The Board of Supervisors has approved only $25,000 in tourism grants—because of a paucity of grant applications.
The county annually writes grants from a portion of the revenues from the transient occupancy tax, a 7 percent tax on stays in guest accommodations like hotels and bed-and-breakfast establishments. Of that 7-cent tax, 3 cents are reserved for funding initiatives related to promoting and supporting tourism in the county.
Minus a required reserve, the county had $1.36 million available in that fund; up to half can be used for grants, meaning the county had nearly $680,000 to give this year. The county only received three grant applications, which together add up to only $25,000. Supervisors voted to fund all three of those requests in their full amount.
Supervisors have expressed surprise and concern about the small number of applications the county received.
“We’ve heard from organizations who have said that they were not aware of this grant process,” said Chairwoman Phyllis J. Randall (D-At Large). “…They didn’t apply for it because they didn’t know.”
Director of Management and Budget Erin McLellan said the county used many of the same channels it uses to communicate about its larger, more general nonprofit grant funding process, and said the issue may be in part the relative newness of the county’s tourism grant process.

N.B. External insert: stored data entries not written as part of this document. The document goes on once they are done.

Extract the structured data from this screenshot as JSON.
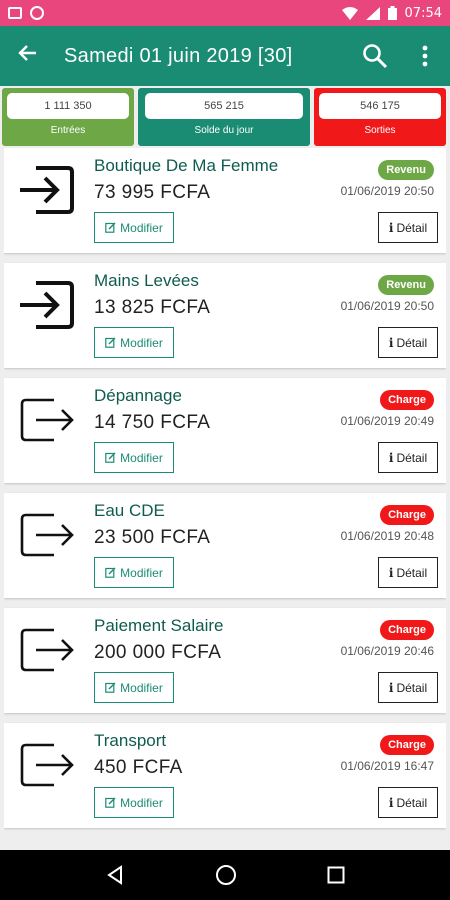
{
  "status_bar": {
    "time": "07:54"
  },
  "app_bar": {
    "title": "Samedi 01 juin 2019 [30]",
    "back_icon": "arrow-left-icon",
    "search_icon": "search-icon",
    "menu_icon": "more-vert-icon"
  },
  "summary": {
    "entrees": {
      "value": "1 111 350",
      "label": "Entrées"
    },
    "solde": {
      "value": "565 215",
      "label": "Solde du jour"
    },
    "sorties": {
      "value": "546 175",
      "label": "Sorties"
    }
  },
  "colors": {
    "primary": "#1a8c74",
    "revenue": "#6ea846",
    "charge": "#f01818",
    "status_bar": "#e8467c"
  },
  "labels": {
    "modify": "Modifier",
    "detail": "Détail"
  },
  "transactions": [
    {
      "name": "Boutique De Ma Femme",
      "amount": "73 995 FCFA",
      "type": "Revenu",
      "kind": "rev",
      "date": "01/06/2019 20:50"
    },
    {
      "name": "Mains Levées",
      "amount": "13 825 FCFA",
      "type": "Revenu",
      "kind": "rev",
      "date": "01/06/2019 20:50"
    },
    {
      "name": "Dépannage",
      "amount": "14 750 FCFA",
      "type": "Charge",
      "kind": "chg",
      "date": "01/06/2019 20:49"
    },
    {
      "name": "Eau CDE",
      "amount": "23 500 FCFA",
      "type": "Charge",
      "kind": "chg",
      "date": "01/06/2019 20:48"
    },
    {
      "name": "Paiement Salaire",
      "amount": "200 000 FCFA",
      "type": "Charge",
      "kind": "chg",
      "date": "01/06/2019 20:46"
    },
    {
      "name": "Transport",
      "amount": "450 FCFA",
      "type": "Charge",
      "kind": "chg",
      "date": "01/06/2019 16:47"
    }
  ]
}
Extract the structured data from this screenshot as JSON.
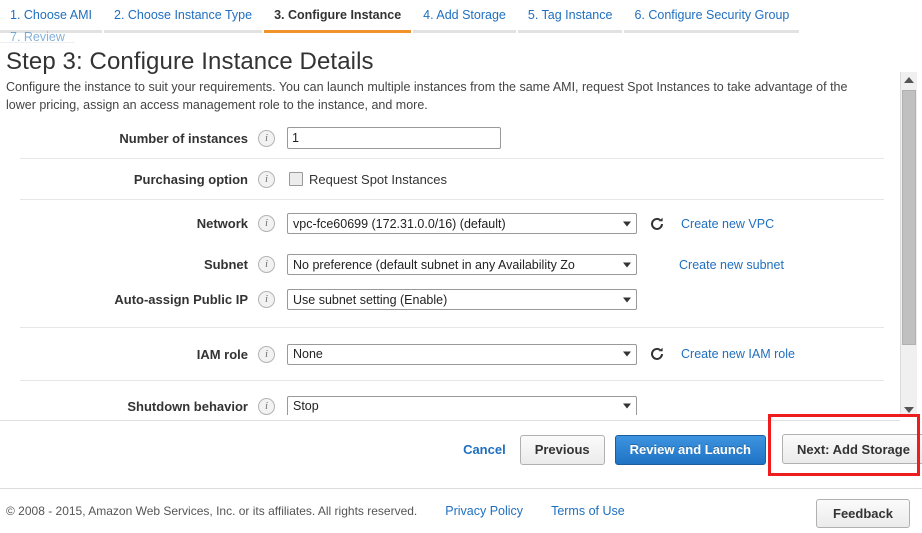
{
  "wizard": {
    "tabs": [
      {
        "label": "1. Choose AMI",
        "active": false
      },
      {
        "label": "2. Choose Instance Type",
        "active": false
      },
      {
        "label": "3. Configure Instance",
        "active": true
      },
      {
        "label": "4. Add Storage",
        "active": false
      },
      {
        "label": "5. Tag Instance",
        "active": false
      },
      {
        "label": "6. Configure Security Group",
        "active": false
      }
    ],
    "partial_tabs": [
      {
        "label": "7. Review"
      }
    ]
  },
  "page": {
    "title": "Step 3: Configure Instance Details",
    "description": "Configure the instance to suit your requirements. You can launch multiple instances from the same AMI, request Spot Instances to take advantage of the lower pricing, assign an access management role to the instance, and more."
  },
  "form": {
    "number_of_instances": {
      "label": "Number of instances",
      "value": "1",
      "info": "info-icon"
    },
    "purchasing_option": {
      "label": "Purchasing option",
      "checkbox_label": "Request Spot Instances",
      "checked": false
    },
    "network": {
      "label": "Network",
      "value": "vpc-fce60699 (172.31.0.0/16) (default)",
      "refresh": "refresh-icon",
      "link": "Create new VPC"
    },
    "subnet": {
      "label": "Subnet",
      "value": "No preference (default subnet in any Availability Zo",
      "link": "Create new subnet"
    },
    "auto_assign_public_ip": {
      "label": "Auto-assign Public IP",
      "value": "Use subnet setting (Enable)"
    },
    "iam_role": {
      "label": "IAM role",
      "value": "None",
      "refresh": "refresh-icon",
      "link": "Create new IAM role"
    },
    "shutdown_behavior": {
      "label": "Shutdown behavior",
      "value": "Stop"
    }
  },
  "actions": {
    "cancel": "Cancel",
    "previous": "Previous",
    "review_and_launch": "Review and Launch",
    "next": "Next: Add Storage"
  },
  "footer": {
    "copyright": "© 2008 - 2015, Amazon Web Services, Inc. or its affiliates. All rights reserved.",
    "privacy_policy": "Privacy Policy",
    "terms_of_use": "Terms of Use",
    "feedback": "Feedback"
  },
  "colors": {
    "link_blue": "#1f6fbf",
    "active_tab_underline": "#f0932b",
    "primary_button": "#1f73c4",
    "highlight_red": "#ee1c1c"
  }
}
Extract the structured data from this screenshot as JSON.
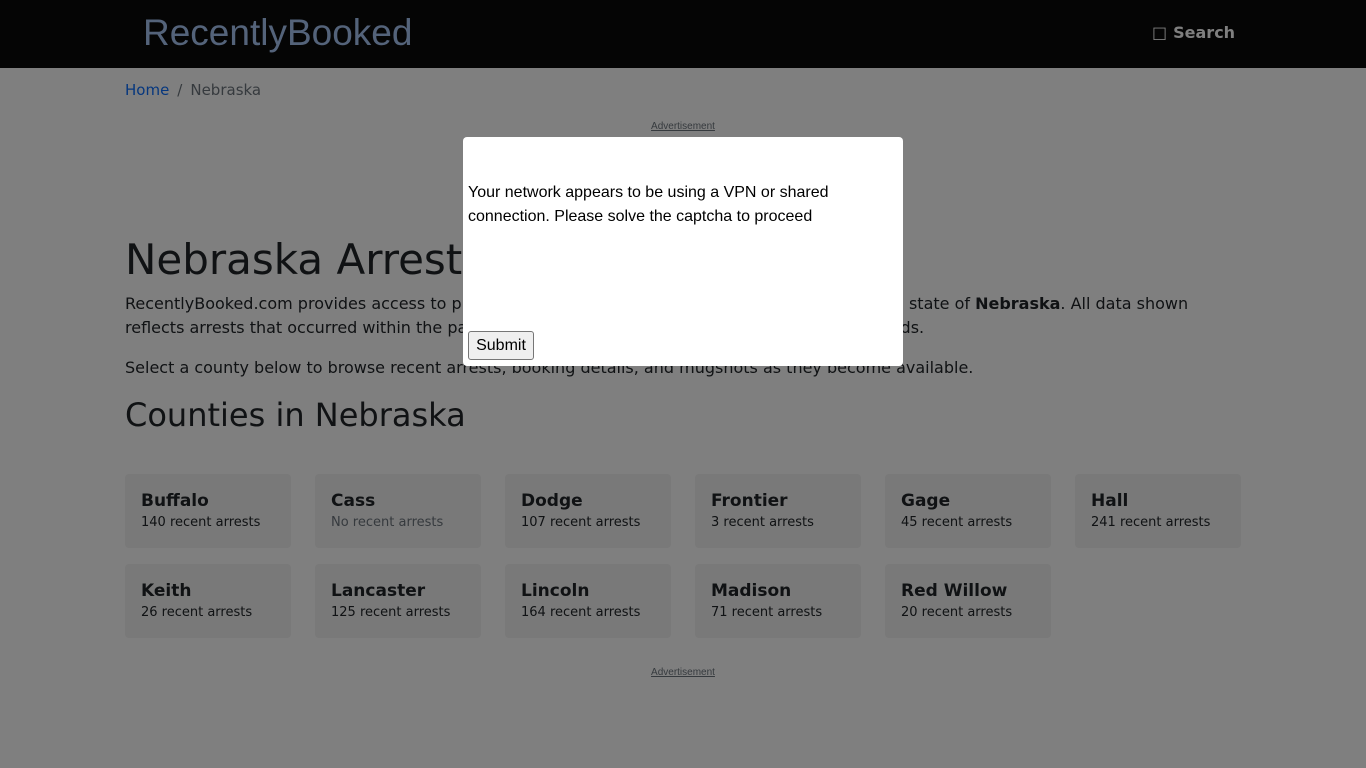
{
  "nav": {
    "brand": "RecentlyBooked",
    "search_icon": "search-icon",
    "search_glyph": "□",
    "search_label": "Search"
  },
  "breadcrumb": {
    "home": "Home",
    "separator": "/",
    "current": "Nebraska"
  },
  "ads": {
    "top_label": "Advertisement",
    "bottom_label": "Advertisement"
  },
  "main": {
    "title": "Nebraska Arrests by County",
    "intro_before": "RecentlyBooked.com provides access to public arrest and booking information for counties in the state of ",
    "intro_state": "Nebraska",
    "intro_after": ". All data shown reflects arrests that occurred within the past 30 days, compiled from county sheriff and jail records.",
    "select_text": "Select a county below to browse recent arrests, booking details, and mugshots as they become available.",
    "counties_title": "Counties in Nebraska"
  },
  "counties": [
    {
      "name": "Buffalo",
      "count": "140 recent arrests"
    },
    {
      "name": "Cass",
      "count": "No recent arrests"
    },
    {
      "name": "Dodge",
      "count": "107 recent arrests"
    },
    {
      "name": "Frontier",
      "count": "3 recent arrests"
    },
    {
      "name": "Gage",
      "count": "45 recent arrests"
    },
    {
      "name": "Hall",
      "count": "241 recent arrests"
    },
    {
      "name": "Keith",
      "count": "26 recent arrests"
    },
    {
      "name": "Lancaster",
      "count": "125 recent arrests"
    },
    {
      "name": "Lincoln",
      "count": "164 recent arrests"
    },
    {
      "name": "Madison",
      "count": "71 recent arrests"
    },
    {
      "name": "Red Willow",
      "count": "20 recent arrests"
    }
  ],
  "modal": {
    "message": "Your network appears to be using a VPN or shared connection. Please solve the captcha to proceed",
    "submit_label": "Submit"
  },
  "colors": {
    "navbar": "#0a0a0a",
    "brand": "#a9c7f5",
    "link": "#0d6efd",
    "card": "#f2f2f2",
    "overlay": "rgba(0,0,0,0.5)"
  }
}
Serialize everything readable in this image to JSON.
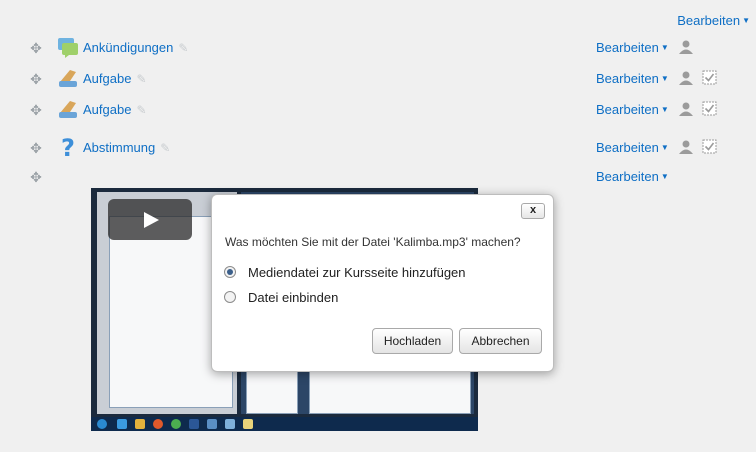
{
  "header": {
    "edit_label": "Bearbeiten"
  },
  "activities": [
    {
      "name": "Ankündigungen",
      "icon": "forum-icon",
      "edit_label": "Bearbeiten",
      "has_completion": false
    },
    {
      "name": "Aufgabe",
      "icon": "assignment-icon",
      "edit_label": "Bearbeiten",
      "has_completion": true
    },
    {
      "name": "Aufgabe",
      "icon": "assignment-icon",
      "edit_label": "Bearbeiten",
      "has_completion": true
    },
    {
      "name": "Abstimmung",
      "icon": "choice-icon",
      "edit_label": "Bearbeiten",
      "has_completion": true
    }
  ],
  "empty_row": {
    "edit_label": "Bearbeiten"
  },
  "dialog": {
    "question": "Was möchten Sie mit der Datei 'Kalimba.mp3' machen?",
    "options": [
      {
        "label": "Mediendatei zur Kursseite hinzufügen",
        "checked": true
      },
      {
        "label": "Datei einbinden",
        "checked": false
      }
    ],
    "upload_button": "Hochladen",
    "cancel_button": "Abbrechen",
    "close_label": "x"
  },
  "colors": {
    "link": "#0f6fc5",
    "background": "#f0f0f0"
  }
}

“This is the second year that we’ve done the program, so we are still trying to figure out how to reach this audience,” McLellan said.
“These organizations have known about this in previous years,” said Supervisor Tony R. Buffington (R-Blue Ridge). “I would think they would set a reminder on their calendar and take a little bit of self responsibility in this as well.”
The Friends of Leesburg Public Art requested $5,000 for “Arts in the Alley,” an annual event that involves setting up a number of booths, displays and performances in downtown Leesburg. The Arc of Loudoun at Paxton Campus requested $10,000 to support its popular Shocktober haunted house in October. And the Aldie Heritage Association requested $10,000 for the annual Aldie Harvest Festival, which was last year renamed the Aldie Harvest, Wine and Food Festival.
Supervisors Matthew F. Letourneau (R-Dulles) and Ron A. Meyer Jr. (R-Broad Run) voted against the grants. Letourneau said his vote against is because he didn’t believe all of those programs match the spirit and intent of the tourism grant.
“I mean absolutely no disrespect to any the organizations getting funding, but if you’re telling me that an Arts in the Alley event for $5,000 is going to generate tourism revenue and increase occupancy at lodging properties in Loudoun County, then I have a bridge across the Potomac I want to sell you,” Letourneau said.